For this, Nexo has agreed to pay a $22.5 million penalty and cease its unregistered offer. Besides, the crypto lender has agreed to pay an additional $22.5 million in order to settle similar charges by the state regulatory authorities.
As per the SEC, the crypto lender started offering its EIP product around June 2020. This EIP product allowed US-based crypto investors to tender their digital assets to Nexo in exchange for the promise to pay interest.
The order also notes that Nexo marketed this EIP as an interest-earning product on crypto deposits. Later, the crypto lender exercised its discretion by using investors’ crypto assets in different ways. This way, Nexo generated income for its own business along with funding the interest payments to EIP investors.
In its filing, the SEC noted that such a use of the EIP product by the crypto lender constitutes a security. The securities regulator added that Nexo failed to register its offer and sale of the EIP. Speaking on the development, SEC Chair Gary Gensler said:
“We charged Nexo with failing to register its retail crypto lending product before offering it to the public, bypassing essential disclosure requirements designed to protect investors.
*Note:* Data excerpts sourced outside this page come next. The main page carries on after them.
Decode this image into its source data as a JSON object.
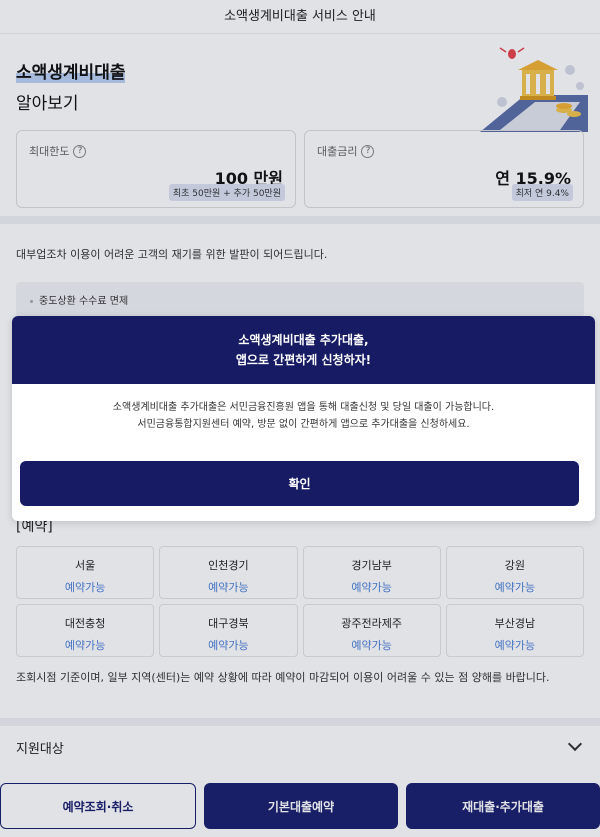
{
  "header": {
    "title": "소액생계비대출 서비스 안내"
  },
  "hero": {
    "title_line1": "소액생계비대출",
    "title_line2": "알아보기",
    "illustration_icon": "bank-building-icon"
  },
  "cards": [
    {
      "label": "최대한도",
      "value": "100 만원",
      "badge": "최초 50만원 + 추가 50만원"
    },
    {
      "label": "대출금리",
      "value": "연 15.9%",
      "badge": "최저 연 9.4%"
    }
  ],
  "description": {
    "text": "대부업조차 이용이 어려운 고객의 재기를 위한 발판이 되어드립니다.",
    "benefit": "중도상환 수수료 면제"
  },
  "reservation": {
    "title": "[예약]",
    "regions": [
      {
        "name": "서울",
        "status": "예약가능"
      },
      {
        "name": "인천경기",
        "status": "예약가능"
      },
      {
        "name": "경기남부",
        "status": "예약가능"
      },
      {
        "name": "강원",
        "status": "예약가능"
      },
      {
        "name": "대전충청",
        "status": "예약가능"
      },
      {
        "name": "대구경북",
        "status": "예약가능"
      },
      {
        "name": "광주전라제주",
        "status": "예약가능"
      },
      {
        "name": "부산경남",
        "status": "예약가능"
      }
    ],
    "note": "조회시점 기준이며, 일부 지역(센터)는 예약 상황에 따라 예약이 마감되어 이용이 어려울 수 있는 점 양해를 바랍니다."
  },
  "support": {
    "label": "지원대상"
  },
  "bottom_buttons": {
    "inquiry": "예약조회·취소",
    "basic": "기본대출예약",
    "reloan": "재대출·추가대출"
  },
  "modal": {
    "title_line1": "소액생계비대출 추가대출,",
    "title_line2": "앱으로 간편하게 신청하자!",
    "body_line1": "소액생계비대출 추가대출은 서민금융진흥원 앱을 통해 대출신청 및 당일 대출이 가능합니다.",
    "body_line2": "서민금융통합지원센터 예약, 방문 없이 간편하게 앱으로 추가대출을 신청하세요.",
    "confirm": "확인"
  },
  "colors": {
    "navy": "#171b64",
    "accent_blue": "#4a7fd6",
    "dim": "#191e3c"
  }
}
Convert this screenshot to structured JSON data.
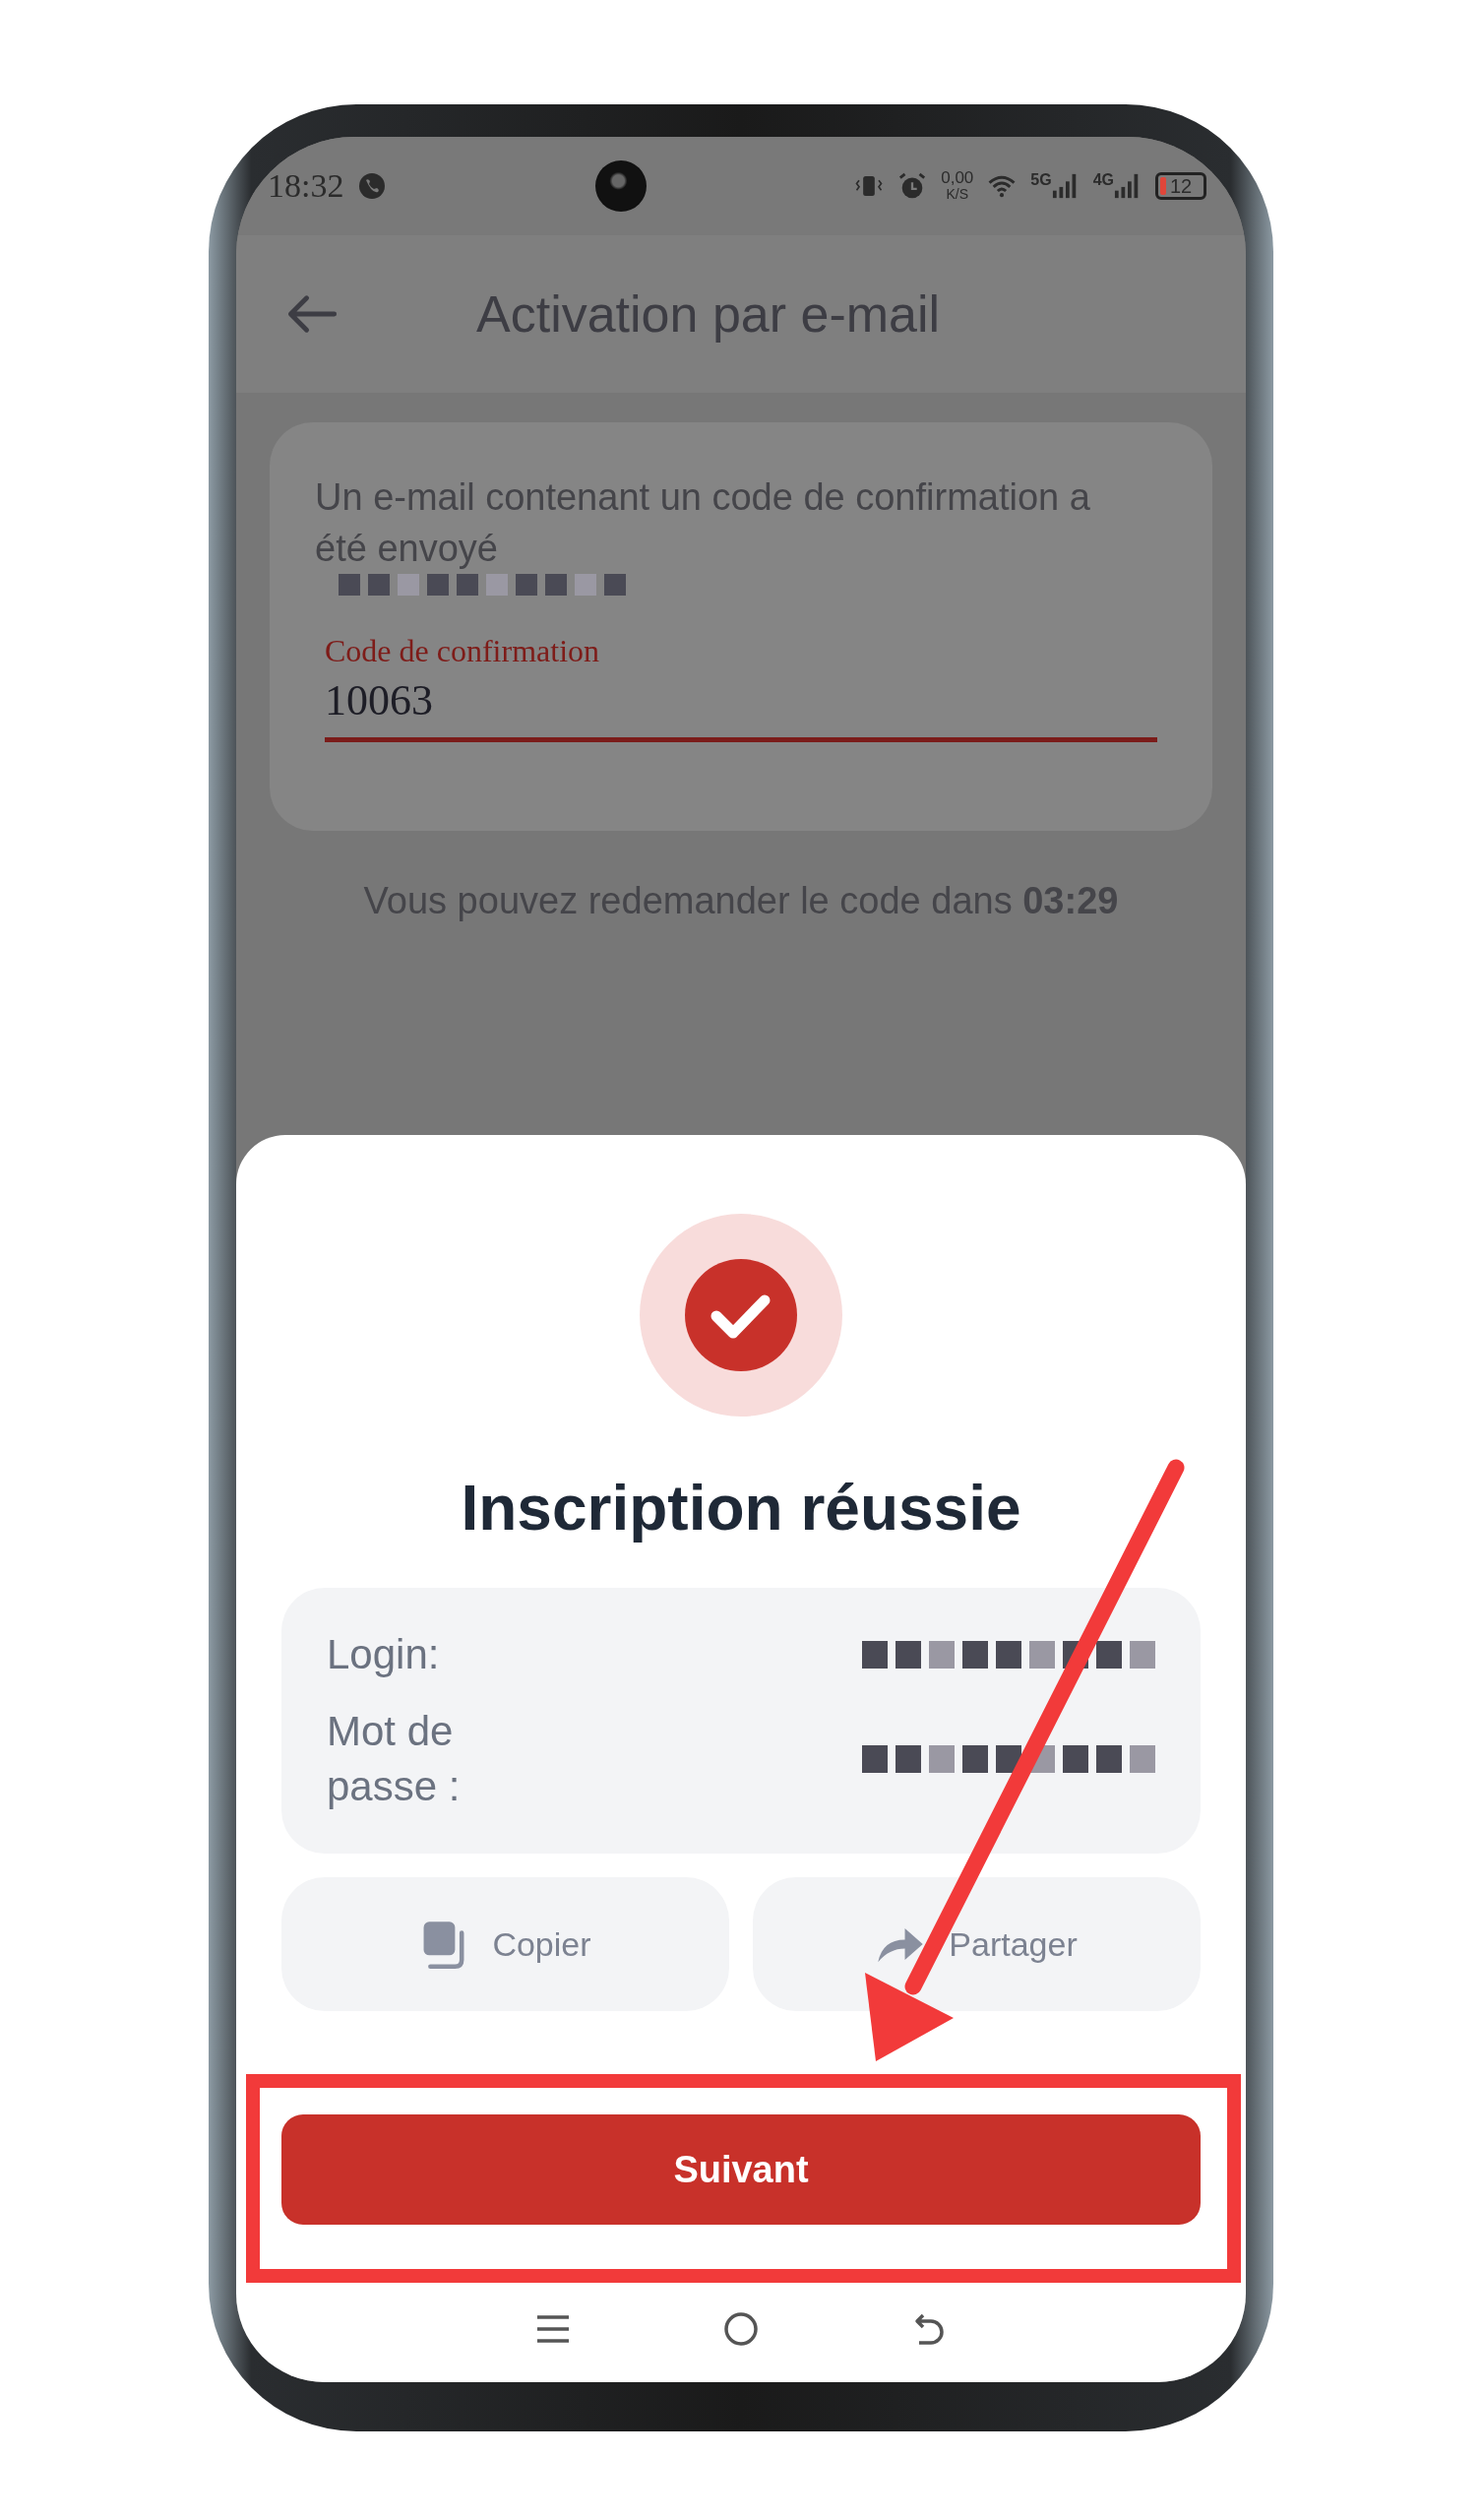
{
  "status_bar": {
    "time": "18:32",
    "net_speed": "0,00",
    "net_unit": "K/S",
    "networks": [
      {
        "label": "5G"
      },
      {
        "label": "4G"
      }
    ],
    "battery": {
      "text": "12",
      "level": 0.12
    }
  },
  "header": {
    "title": "Activation par e-mail"
  },
  "card": {
    "message": "Un e-mail contenant un code de confirmation a été envoyé",
    "field": {
      "label": "Code de confirmation",
      "value": "10063"
    }
  },
  "timer": "Vous pouvez redemander le code dans **03:29**",
  "dialog": {
    "title": "Inscription réussie",
    "credentials": [
      {
        "label": "Login:"
      },
      {
        "label": "Mot de passe :"
      }
    ],
    "actions": [
      {
        "label": "Copier",
        "kind": "copy"
      },
      {
        "label": "Partager",
        "kind": "share"
      }
    ],
    "primary": "Suivant"
  }
}
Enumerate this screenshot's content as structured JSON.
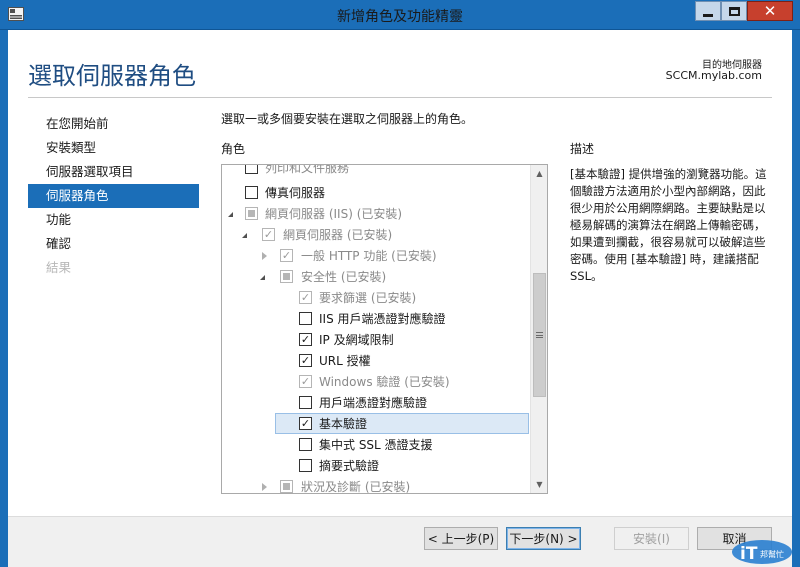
{
  "window": {
    "title": "新增角色及功能精靈",
    "minimize_icon": "minimize-icon",
    "maximize_icon": "maximize-icon",
    "close_icon": "close-icon"
  },
  "header": {
    "page_title": "選取伺服器角色",
    "destination_label": "目的地伺服器",
    "destination_server": "SCCM.mylab.com"
  },
  "nav": {
    "items": [
      {
        "label": "在您開始前",
        "state": "normal"
      },
      {
        "label": "安裝類型",
        "state": "normal"
      },
      {
        "label": "伺服器選取項目",
        "state": "normal"
      },
      {
        "label": "伺服器角色",
        "state": "active"
      },
      {
        "label": "功能",
        "state": "normal"
      },
      {
        "label": "確認",
        "state": "normal"
      },
      {
        "label": "結果",
        "state": "disabled"
      }
    ]
  },
  "main": {
    "instruction": "選取一或多個要安裝在選取之伺服器上的角色。",
    "roles_header": "角色",
    "description_header": "描述",
    "description_text": "[基本驗證] 提供增強的瀏覽器功能。這個驗證方法適用於小型內部網路，因此很少用於公用網際網路。主要缺點是以極易解碼的演算法在網路上傳輸密碼，如果遭到攔截，很容易就可以破解這些密碼。使用 [基本驗證] 時，建議搭配 SSL。",
    "tree": [
      {
        "label": "列印和文件服務",
        "check": "none",
        "disabled": false,
        "expander": ""
      },
      {
        "label": "傳真伺服器",
        "check": "none",
        "disabled": false,
        "expander": ""
      },
      {
        "label": "網頁伺服器 (IIS) (已安裝)",
        "check": "partial",
        "disabled": true,
        "expander": "expanded"
      },
      {
        "label": "網頁伺服器 (已安裝)",
        "check": "checked",
        "disabled": true,
        "expander": "expanded"
      },
      {
        "label": "一般 HTTP 功能 (已安裝)",
        "check": "checked",
        "disabled": true,
        "expander": "collapsed"
      },
      {
        "label": "安全性 (已安裝)",
        "check": "partial",
        "disabled": true,
        "expander": "expanded"
      },
      {
        "label": "要求篩選 (已安裝)",
        "check": "checked",
        "disabled": true,
        "expander": ""
      },
      {
        "label": "IIS 用戶端憑證對應驗證",
        "check": "none",
        "disabled": false,
        "expander": ""
      },
      {
        "label": "IP 及網域限制",
        "check": "checked",
        "disabled": false,
        "expander": ""
      },
      {
        "label": "URL 授權",
        "check": "checked",
        "disabled": false,
        "expander": ""
      },
      {
        "label": "Windows 驗證 (已安裝)",
        "check": "checked",
        "disabled": true,
        "expander": ""
      },
      {
        "label": "用戶端憑證對應驗證",
        "check": "none",
        "disabled": false,
        "expander": ""
      },
      {
        "label": "基本驗證",
        "check": "checked",
        "disabled": false,
        "expander": "",
        "selected": true
      },
      {
        "label": "集中式 SSL 憑證支援",
        "check": "none",
        "disabled": false,
        "expander": ""
      },
      {
        "label": "摘要式驗證",
        "check": "none",
        "disabled": false,
        "expander": ""
      },
      {
        "label": "狀況及診斷 (已安裝)",
        "check": "partial",
        "disabled": true,
        "expander": "collapsed"
      }
    ]
  },
  "footer": {
    "prev_label": "< 上一步(P)",
    "next_label": "下一步(N) >",
    "install_label": "安裝(I)",
    "cancel_label": "取消"
  },
  "watermark": {
    "text_main": "iT",
    "text_sub": "邦幫忙"
  },
  "colors": {
    "accent": "#1b6eb8",
    "title_text": "#1f4d82",
    "selected_row": "#dce9f6"
  }
}
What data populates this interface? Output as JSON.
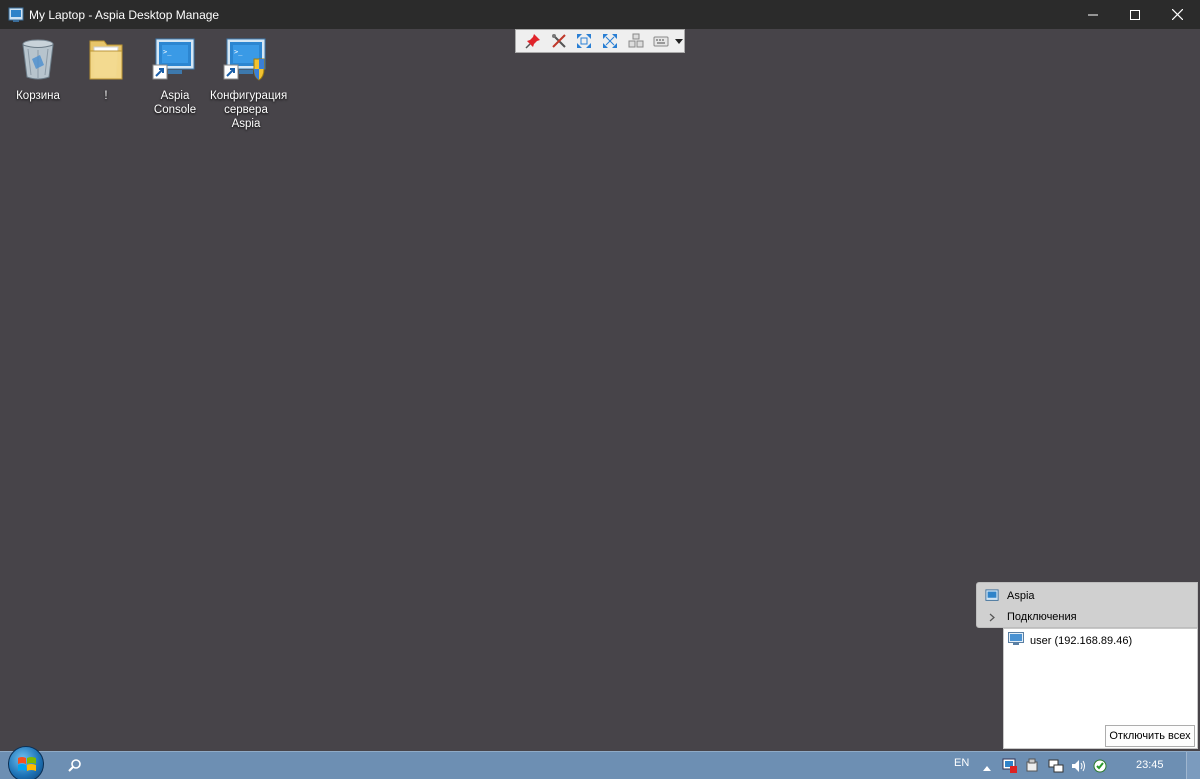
{
  "window": {
    "title": "My Laptop - Aspia Desktop Manage"
  },
  "desktop_icons": [
    {
      "label": "Корзина",
      "icon": "recycle-bin-icon"
    },
    {
      "label": "!",
      "icon": "folder-icon"
    },
    {
      "label": "Aspia Console",
      "icon": "aspia-console-icon"
    },
    {
      "label": "Конфигурация сервера Aspia",
      "icon": "aspia-server-config-icon"
    }
  ],
  "toolbar": {
    "buttons": [
      "pin-icon",
      "settings-tools-icon",
      "fit-window-icon",
      "fullscreen-icon",
      "ctrl-alt-del-icon",
      "keyboard-icon"
    ]
  },
  "taskbar": {
    "language": "EN",
    "clock": "23:45"
  },
  "aspia_panel": {
    "app_name": "Aspia",
    "section_label": "Подключения",
    "connections": [
      {
        "label": "user (192.168.89.46)"
      }
    ],
    "disconnect_all_label": "Отключить всех"
  },
  "colors": {
    "desktop": "#474449",
    "titlebar": "#2b2b2b",
    "taskbar": "#6d8fb3"
  }
}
Compliance with our time-tested public policies isn’t a choice. Where crypto companies do not comply, we will continue to follow the facts and the law to hold them accountable. In this case, among other actions, Nexo is ceasing its unregistered lending product as to all U.S. investors.”
Nexo has agreed to pay the fine without challenging the SEC’s decision. Last month, the crypto lender announced its exit from the US market while deciding to cut off its EIP product immediately.